My answer to that is that you only should probably write to the table only from one context anyway. Only Catalog
changes products. Only ShoppingCart
changes Cart
. You may have small deviations from this rule for some kind of micro-optimizations (like keeping a count of how many time the product was added to cart as a column in products
table), but that should be a rare exception.
This way you don’t need to worry that you will miss an update to validation in one context when you add another - because there won’t be any duplicated changeset logic to miss it.
Hanami and ROM way
I promised the third alternative. I must confess that I haven’t really used it “in the wild”. The idea comes from my work with a project built in Hanami and ROM. They are both Ruby projects, but are pretty different from what you might recall from working with Ruby on Rails. In short, Hanami has the concept of “slices”, which might be similar to Phoenix context. And ROM does not use active record pattern, instead promoting repository patters and mapping database data to regular entity objectsThey are actually sometimes called “structs”. Sounds familiar?, that do not have any “database magic” attached.
Aside from repositories and entities/structs, ROM also defines a concept of relation. This is a mapping definition between database schema and object-oriented Ruby. And example of a relation from my experimental forum application looks like this:
module Persistence
module Relations
class Messages < ROM::Relation[:sql]
schema(:messages) do
attribute :text, Types::String
attribute :posted_at, Types::DateTime
associations do
belongs_to :threads, as: :thread
belongs_to :profiles, as: :author
end
end
end
end
end
All it says is there’s a Messages
relation that maps to messages
database table and that is has associations to threads
and profiles
relations (via respective thread_id
and profile_id
, by naming convention). Wait… Doesn’t it sound familiar? It’s almost the same description I gave to an Ecto schema before.
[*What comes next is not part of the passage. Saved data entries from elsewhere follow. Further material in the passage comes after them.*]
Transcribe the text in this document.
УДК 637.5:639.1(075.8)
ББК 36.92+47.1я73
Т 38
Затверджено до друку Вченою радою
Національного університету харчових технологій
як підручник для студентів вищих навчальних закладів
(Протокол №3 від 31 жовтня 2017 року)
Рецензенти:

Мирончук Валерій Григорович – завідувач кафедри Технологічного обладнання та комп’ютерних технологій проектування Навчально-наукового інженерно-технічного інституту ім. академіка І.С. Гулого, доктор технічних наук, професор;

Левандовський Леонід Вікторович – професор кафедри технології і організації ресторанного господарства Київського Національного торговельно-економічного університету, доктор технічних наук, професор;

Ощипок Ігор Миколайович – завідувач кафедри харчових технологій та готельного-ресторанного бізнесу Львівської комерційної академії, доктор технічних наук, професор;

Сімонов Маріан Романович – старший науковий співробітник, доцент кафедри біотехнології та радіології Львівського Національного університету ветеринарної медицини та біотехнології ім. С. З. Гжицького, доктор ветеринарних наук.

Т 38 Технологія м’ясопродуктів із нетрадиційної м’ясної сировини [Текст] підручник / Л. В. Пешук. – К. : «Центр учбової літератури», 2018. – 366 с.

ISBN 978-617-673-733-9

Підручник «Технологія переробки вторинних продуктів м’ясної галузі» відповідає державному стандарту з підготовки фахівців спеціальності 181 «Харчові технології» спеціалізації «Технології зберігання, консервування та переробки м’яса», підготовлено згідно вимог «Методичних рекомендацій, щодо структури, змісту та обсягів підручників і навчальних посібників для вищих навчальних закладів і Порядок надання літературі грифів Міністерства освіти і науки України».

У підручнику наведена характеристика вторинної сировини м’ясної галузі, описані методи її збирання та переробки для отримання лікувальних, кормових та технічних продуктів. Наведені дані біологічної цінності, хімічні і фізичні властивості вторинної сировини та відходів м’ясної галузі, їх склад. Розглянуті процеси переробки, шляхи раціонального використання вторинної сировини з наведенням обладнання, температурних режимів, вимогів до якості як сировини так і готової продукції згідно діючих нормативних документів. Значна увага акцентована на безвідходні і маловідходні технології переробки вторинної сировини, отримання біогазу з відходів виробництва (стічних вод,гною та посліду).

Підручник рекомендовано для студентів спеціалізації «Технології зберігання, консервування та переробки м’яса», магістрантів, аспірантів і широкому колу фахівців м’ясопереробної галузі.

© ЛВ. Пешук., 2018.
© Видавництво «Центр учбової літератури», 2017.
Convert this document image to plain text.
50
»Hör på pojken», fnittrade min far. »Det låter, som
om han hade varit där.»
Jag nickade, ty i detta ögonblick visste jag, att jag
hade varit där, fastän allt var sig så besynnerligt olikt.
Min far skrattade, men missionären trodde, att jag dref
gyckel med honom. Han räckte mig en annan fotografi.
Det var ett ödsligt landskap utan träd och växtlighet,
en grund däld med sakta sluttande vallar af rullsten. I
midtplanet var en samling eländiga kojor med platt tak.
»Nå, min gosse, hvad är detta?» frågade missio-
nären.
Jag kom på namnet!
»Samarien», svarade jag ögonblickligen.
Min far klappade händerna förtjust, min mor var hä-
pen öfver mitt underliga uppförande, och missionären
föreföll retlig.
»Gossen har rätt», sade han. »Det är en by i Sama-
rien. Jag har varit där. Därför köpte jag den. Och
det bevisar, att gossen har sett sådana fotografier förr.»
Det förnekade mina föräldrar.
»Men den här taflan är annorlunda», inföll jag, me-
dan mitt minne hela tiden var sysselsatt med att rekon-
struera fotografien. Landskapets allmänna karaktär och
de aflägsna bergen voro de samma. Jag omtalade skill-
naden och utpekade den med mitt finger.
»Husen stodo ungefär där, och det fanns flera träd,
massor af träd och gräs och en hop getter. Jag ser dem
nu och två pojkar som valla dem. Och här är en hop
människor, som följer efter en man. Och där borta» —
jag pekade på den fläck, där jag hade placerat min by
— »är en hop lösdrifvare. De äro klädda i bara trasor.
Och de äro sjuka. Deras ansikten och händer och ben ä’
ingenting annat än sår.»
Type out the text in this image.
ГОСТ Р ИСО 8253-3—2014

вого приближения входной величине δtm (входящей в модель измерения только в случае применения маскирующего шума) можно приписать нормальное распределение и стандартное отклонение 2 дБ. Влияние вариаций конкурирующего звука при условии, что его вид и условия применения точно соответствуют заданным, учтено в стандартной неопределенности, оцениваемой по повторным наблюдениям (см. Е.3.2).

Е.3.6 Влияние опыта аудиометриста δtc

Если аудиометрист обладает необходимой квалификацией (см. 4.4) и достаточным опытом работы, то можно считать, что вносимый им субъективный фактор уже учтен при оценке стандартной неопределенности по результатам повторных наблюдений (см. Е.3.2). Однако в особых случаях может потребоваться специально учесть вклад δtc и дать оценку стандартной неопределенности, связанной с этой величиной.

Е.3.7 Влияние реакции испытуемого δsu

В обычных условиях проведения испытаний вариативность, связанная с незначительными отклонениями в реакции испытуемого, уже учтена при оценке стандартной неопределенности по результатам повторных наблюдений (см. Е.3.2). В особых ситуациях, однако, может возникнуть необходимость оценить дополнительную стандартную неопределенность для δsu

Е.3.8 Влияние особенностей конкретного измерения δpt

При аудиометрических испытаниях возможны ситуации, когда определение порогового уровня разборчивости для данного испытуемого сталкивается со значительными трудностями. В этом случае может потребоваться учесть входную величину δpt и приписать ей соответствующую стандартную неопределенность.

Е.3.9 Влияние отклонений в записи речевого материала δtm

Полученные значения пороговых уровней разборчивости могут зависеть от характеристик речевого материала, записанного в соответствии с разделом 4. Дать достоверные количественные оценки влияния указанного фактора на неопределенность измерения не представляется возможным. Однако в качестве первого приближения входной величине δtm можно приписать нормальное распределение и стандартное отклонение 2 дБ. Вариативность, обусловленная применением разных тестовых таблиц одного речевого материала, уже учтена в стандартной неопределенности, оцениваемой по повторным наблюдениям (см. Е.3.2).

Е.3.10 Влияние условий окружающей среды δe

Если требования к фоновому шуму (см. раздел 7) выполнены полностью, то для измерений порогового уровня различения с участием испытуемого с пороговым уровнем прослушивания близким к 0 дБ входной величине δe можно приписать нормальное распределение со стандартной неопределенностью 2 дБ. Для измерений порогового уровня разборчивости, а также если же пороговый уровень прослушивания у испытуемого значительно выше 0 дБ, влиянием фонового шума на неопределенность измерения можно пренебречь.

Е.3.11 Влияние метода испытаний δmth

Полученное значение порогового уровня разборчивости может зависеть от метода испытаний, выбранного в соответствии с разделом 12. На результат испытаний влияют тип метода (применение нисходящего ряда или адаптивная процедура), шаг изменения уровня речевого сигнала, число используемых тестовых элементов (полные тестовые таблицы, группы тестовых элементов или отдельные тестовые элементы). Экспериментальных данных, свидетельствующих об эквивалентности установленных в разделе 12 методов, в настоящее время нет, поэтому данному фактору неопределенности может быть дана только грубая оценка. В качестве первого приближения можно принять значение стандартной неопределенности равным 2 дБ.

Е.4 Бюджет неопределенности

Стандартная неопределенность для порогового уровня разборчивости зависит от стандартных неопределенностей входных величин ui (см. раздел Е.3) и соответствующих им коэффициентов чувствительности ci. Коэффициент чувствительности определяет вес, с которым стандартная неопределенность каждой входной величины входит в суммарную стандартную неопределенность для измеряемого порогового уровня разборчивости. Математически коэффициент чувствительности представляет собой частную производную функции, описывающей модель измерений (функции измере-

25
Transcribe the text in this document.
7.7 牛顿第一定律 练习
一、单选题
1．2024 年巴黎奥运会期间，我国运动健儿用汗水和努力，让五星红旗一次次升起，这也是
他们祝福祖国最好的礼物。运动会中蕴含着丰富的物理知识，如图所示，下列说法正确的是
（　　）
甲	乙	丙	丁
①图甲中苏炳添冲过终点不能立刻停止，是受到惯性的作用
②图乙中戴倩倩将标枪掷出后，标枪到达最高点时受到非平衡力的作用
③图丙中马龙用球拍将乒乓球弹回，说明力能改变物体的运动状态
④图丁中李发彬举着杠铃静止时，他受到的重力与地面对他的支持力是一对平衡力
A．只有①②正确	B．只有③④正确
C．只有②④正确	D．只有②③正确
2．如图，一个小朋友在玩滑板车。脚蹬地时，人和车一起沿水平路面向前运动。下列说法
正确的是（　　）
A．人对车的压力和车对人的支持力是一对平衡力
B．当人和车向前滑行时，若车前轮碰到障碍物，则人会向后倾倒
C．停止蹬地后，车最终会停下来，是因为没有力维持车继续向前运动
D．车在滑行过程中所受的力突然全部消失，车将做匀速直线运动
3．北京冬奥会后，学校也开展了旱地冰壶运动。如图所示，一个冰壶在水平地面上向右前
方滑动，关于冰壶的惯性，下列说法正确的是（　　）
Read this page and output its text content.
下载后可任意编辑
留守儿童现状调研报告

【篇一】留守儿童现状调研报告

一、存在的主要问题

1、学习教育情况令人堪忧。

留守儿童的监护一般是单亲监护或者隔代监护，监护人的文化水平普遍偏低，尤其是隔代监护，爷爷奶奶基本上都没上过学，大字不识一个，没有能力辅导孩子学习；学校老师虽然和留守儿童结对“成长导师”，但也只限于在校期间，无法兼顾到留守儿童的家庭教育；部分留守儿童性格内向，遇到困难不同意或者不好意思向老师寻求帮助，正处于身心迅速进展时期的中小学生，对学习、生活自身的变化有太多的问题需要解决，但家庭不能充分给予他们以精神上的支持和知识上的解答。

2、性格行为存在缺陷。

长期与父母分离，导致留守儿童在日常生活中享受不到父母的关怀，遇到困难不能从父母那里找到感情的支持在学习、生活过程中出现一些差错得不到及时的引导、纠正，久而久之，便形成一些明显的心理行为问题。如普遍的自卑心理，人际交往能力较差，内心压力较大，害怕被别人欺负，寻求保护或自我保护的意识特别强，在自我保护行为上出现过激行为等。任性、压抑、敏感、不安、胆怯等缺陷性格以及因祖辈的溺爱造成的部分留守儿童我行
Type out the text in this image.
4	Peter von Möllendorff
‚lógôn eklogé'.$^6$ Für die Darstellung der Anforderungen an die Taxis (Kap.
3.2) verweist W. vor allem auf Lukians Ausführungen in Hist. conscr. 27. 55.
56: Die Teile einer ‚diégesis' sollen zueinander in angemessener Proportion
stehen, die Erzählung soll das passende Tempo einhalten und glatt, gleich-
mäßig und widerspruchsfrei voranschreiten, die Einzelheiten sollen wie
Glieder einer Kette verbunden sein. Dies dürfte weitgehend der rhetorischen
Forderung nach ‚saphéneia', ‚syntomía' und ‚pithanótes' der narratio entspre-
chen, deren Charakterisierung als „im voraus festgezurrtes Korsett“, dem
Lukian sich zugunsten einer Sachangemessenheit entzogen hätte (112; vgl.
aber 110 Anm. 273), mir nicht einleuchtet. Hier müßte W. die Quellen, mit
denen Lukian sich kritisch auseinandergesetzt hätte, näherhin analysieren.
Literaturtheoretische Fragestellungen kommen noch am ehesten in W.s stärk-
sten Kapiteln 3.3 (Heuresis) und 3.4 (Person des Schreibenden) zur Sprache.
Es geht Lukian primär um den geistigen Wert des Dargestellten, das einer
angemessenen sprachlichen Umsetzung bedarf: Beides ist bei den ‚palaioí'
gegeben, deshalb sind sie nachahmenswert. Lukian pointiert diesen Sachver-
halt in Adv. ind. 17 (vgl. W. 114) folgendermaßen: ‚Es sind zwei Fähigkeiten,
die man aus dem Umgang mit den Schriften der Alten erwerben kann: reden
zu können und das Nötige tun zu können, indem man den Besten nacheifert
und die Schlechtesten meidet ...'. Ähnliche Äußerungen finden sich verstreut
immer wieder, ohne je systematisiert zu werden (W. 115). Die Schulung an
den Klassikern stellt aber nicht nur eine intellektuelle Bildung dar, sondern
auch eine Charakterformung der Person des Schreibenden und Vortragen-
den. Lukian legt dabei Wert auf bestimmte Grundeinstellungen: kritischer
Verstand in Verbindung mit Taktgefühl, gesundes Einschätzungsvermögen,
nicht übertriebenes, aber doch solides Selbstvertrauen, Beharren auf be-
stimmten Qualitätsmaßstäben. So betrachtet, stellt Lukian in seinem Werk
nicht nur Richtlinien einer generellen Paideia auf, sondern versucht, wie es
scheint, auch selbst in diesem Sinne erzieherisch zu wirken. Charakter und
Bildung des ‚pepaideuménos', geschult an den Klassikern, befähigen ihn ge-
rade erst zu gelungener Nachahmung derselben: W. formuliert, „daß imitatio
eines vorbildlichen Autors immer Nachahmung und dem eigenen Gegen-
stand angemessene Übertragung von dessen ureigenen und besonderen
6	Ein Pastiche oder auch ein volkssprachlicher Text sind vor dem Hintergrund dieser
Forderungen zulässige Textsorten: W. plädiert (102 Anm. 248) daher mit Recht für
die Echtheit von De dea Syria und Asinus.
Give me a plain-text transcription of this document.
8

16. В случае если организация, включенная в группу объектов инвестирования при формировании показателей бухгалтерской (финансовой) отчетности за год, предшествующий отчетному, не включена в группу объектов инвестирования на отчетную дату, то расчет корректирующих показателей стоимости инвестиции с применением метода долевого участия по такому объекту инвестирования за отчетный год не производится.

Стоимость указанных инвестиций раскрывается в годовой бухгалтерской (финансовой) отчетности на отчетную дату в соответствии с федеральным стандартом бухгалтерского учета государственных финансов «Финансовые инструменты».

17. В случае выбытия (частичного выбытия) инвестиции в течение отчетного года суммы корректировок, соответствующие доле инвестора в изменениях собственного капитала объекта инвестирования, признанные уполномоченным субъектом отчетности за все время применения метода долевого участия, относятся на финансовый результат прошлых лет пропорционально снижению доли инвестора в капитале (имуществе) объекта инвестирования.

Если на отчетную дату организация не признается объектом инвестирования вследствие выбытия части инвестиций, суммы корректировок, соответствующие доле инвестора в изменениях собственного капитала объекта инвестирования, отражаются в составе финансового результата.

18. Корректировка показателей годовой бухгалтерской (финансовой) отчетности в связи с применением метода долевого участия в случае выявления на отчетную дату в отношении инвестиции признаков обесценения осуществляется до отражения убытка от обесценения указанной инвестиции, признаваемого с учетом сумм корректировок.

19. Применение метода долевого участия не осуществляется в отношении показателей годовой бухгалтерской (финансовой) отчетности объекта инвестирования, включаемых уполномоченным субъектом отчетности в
Relations are then used by repositories and an example repository could look like this:
module Discussion
module Repositories
class Thread < Palaver::Repository[:threads]
def create_message(thread:, author:, content:)
messages # <-- this is how relations are referenced
.changeset(:create, text: content, posted_at: DateTime.now)
.associate(thread)
.associate(author)
.commit
end
end
end
end
Here’s the thing:
While the relations are set up once globally for the whole application (after all we have just one database connected to it), repositories are specifically scoped to a given slice. In other words, what data we have is global, but what can we do with that data is specific to a slice. Or in Phoenix case - context.
Because this is obviously where I’m going to: define schemas only once, outside of contexts contextUgh, I knew it would happen. But keep the schemas as dumb as possible. They are just “bags for data”, nothing more. In the contexts you define how to use that data - by writing queries and changesets, and executing them with a repo.
This way you map the database in one place - and have one place to look up the definition. But then the schemas cannot really contain any kind of business logic. No changesets, no validations, no virtual fields, no helper functions - all these things are specific to a context in which you use the data, and as a result all these have to sit in the context. This approach almost certainly requires you to define context-specific entity structs. Similar to ROM entities, they would know nothing about the database, about preloads etc. But they will contain a specific subset of data available in the database along with some logic.
This is almost certainly most clean approach and at the same time the one requiring most work with defining entities etc. It might not be for everyone but I think it can work quite well if you really want to separate database concerns from business logic. I can’t wait to try it myself on some bigger project, although I have a feeling I will have to wait some more time.
Anyway, thanks for reading. I will probably have some more things to say in the future.